Ich weiß, ich will das auch nicht 3D ham, ich will nur die Farben!
Das ist alles! Nein ´, nict ganz, ich will sie auch noch bisschen dunkler!
Plz help!


----------



## Ju02 (3. Mai 2003)

@wenn alles möglich ist,dann erklär mir doch bitte mal ganz nooblike wie man ein interface alla futuristische kanten(in der tutorial sektion)macht.

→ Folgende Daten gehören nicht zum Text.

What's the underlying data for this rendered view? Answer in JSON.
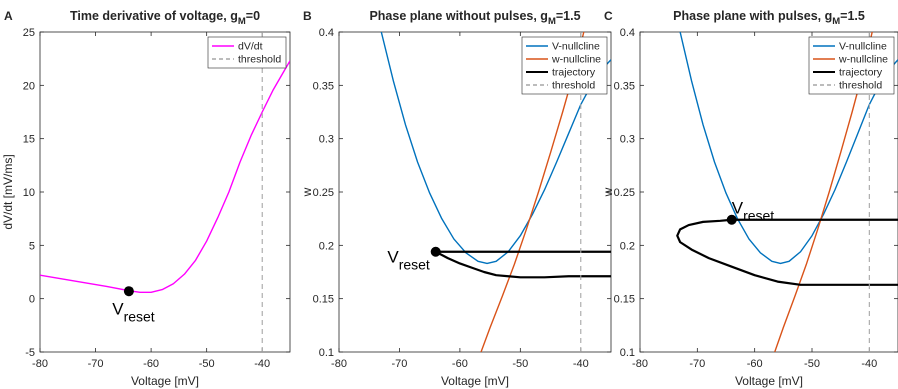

@Dirk.Probier mal die Suchen funktion .Suche nach Chrom-tuts


----------



## Lord Brain (4. Mai 2003)

> @wenn alles möglich ist,dann erklär mir doch bitte mal ganz nooblike wie man ein interface alla futuristische kanten(in der tutorial sektion)macht.


Was willst du eigentlich...du verweist doch selbst auf ein bereits existierendes Tutorial welches außerdem recht "nooblike" verfasst ist...

btw: Photoshop kann alles (grafisch gesehen), die Einschränkung liegt allein beim User, der das vorhandene Potenzial nicht ausnutzt...


----------



## Dirk von Lowtzow (4. Mai 2003)

blind0r hat gesagt.:
			
		

> [B@Dirk.Probier mal die Suchen funktion .Suche nach Chrom-tuts


Nix gefunden, jedenfalls nicht zu PS und der rest alles nur schriften


----------



## Lord Brain (4. Mai 2003)

Probiers doch mal mit Farbverläufen...hier mal ein Beispiel:

Farbwerte und Positionen

1)    0%  #FBFBFF
2)   15%  #E6E9FE
3)   50%  #FFFFFF
4)   60%  #CBCBDC
5)   75%  #CFCFDF
6) 100%  #5F5F7A

---edit--------
verdammt ich glaub ich hab's verpeilt...hab diesen Thread mit diesemdurcheinander gebracht.


----------



## Ju02 (4. Mai 2003)

ja,ich muss zugeben die frage war echt sch***** formuliert.tut mir leid,weiss nich warum ich das gemacht habe.danke für die hilfe !


----------